Czasem, gdy spaceruję, zdarza się, że wieczór zapada, zanim zdążę wrócić do domu. Nie przeszkadza mi to, ponieważ uważam, że zarówno dzień, jak i noc są piękne, bo powstały z ręki Pana. Wiem jednak, że niektórzy ludzie boją się ciemności, czują się w niej słabi i sami. Dlatego też, kiedy tak wracam po zmroku do domu, zastanawiam się, dlaczego tak jest. Wtedy zaczynam rozumieć, że po prostu nie dostrzegają światła w mroku. Myślą, że go tam nie ma. Jednak światło zawsze czai się gdzieś w ciemnościach. Tak jak Jezus zawsze jest przy nas, nawet w najstraszniejszych chwilach, tak samo jak nocne niebo rozświetlają iskrzące się gwiazdy, tak zło również niszczone jest przez blask, którym jest nadzieja na to, że Bóg jest blisko.
Ufność w to, że jest nas w stanie wesprzeć, choćby nie wiadomo, co się działo.
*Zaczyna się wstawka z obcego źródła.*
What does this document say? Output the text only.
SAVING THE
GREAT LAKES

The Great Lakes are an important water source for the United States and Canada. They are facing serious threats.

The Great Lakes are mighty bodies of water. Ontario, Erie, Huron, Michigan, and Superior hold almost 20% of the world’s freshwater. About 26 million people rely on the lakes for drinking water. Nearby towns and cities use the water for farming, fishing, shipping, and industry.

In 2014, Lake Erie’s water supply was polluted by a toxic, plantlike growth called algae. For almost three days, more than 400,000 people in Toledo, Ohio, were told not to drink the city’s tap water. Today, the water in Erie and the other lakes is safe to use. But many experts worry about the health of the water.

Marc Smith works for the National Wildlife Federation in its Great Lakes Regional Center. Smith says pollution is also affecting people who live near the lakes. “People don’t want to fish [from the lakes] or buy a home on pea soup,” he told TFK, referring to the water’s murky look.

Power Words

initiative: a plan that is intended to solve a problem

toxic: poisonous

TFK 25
Trzeba tylko w Niego wierzyć i nosić Go w sobie, w swoim sercu. To właśnie dzięki temu, że się w Niego wierzy, nawet mrok nie jest straszny i nawet noc potrafi być piękna, jeśli tylko otworzy się serce i dostrzeże w niej Boga. Bóg jest wszędzie w naszym życiu, zarówno wokół nas, jak i w nas samych. Niestety, ludzie rzadko o tym pamiętają. Zazwyczaj zamiast skupiać się na miłości do bliźniego, koncentrują się na jego wadach, przez co rodzą się konflikty. Są jednak ludzie, którzy starają się dostrzegać w sobie nawzajem obecność Boga, ponieważ – tak jak to powiedział Jan Paweł II - „Człowieka trzeba mierzyć miarą serca”. Jest to piękne podejście do życia, a także jedyne, które jest w stanie pozwolić nam w pełni docenić otaczający nas świat. W każdym człowieku kryje się dobro, ponieważ wszyscy jesteśmy dziećmi Bożymi. Jednak jesteśmy zdolni nie tylko do wzlotu, ale i upadku.
Ludziom często zdarza się upaść. Popełniamy błędy, poddajemy się pokusie. Jesteśmy w końcu grzesznikami. Mimo wszystko wierzę, że tragedią człowieka nie jest wcale grzech, lecz trwanie w tym grzechu. „Upaść” znaczy więc tyle, co „poddać się” i stać się niewolnikiem własnej słabości. Upaść znaczy być przywiązanym do jakiegoś grzechu. Upaść znaczy przyzwyczaić się do nocy bez gwiazd, mroku bez światła, życia bez Boga.
Wielu ludziom zdarzyło się już upaść. Wielu zdarzyło się też powstać, bo przecież zawsze można się nawrócić. Problem w tym, że o wiele trudniej jest się odnaleźć niż zagubić, a ludzi-drogowskazów, którzy mogliby nam dopomóc w znalezieniu właściwej drogi jest coraz mniej. Ludzie coraz rzadziej rozmawiają o Bogu. Gdy widzą, że ktoś cierpi, udają, że tego nie dostrzegają. Niemodnym jest teraz skupiać się na drugim człowieku. Niemodnym jest sobie pomagać, a już zwłaszcza niemodnym jest upominać siebie nawzajem z miłości dla dobra drugiego. To jednak jeszcze nie oznacza, że nie należy tego robić. Wręcz przeciwnie. Mówi się, że ludzie są po to, by sobie pomagać. Według mnie można by do tego dodać myśl, że również po to, by się nawzajem odnajdywać. W każdym z nas jest przecież Bóg. Musimy się tylko nauczyć dawać Go innym. Tylko w ten sposób możemy rozświetlić ich noc - dając sobą Boga.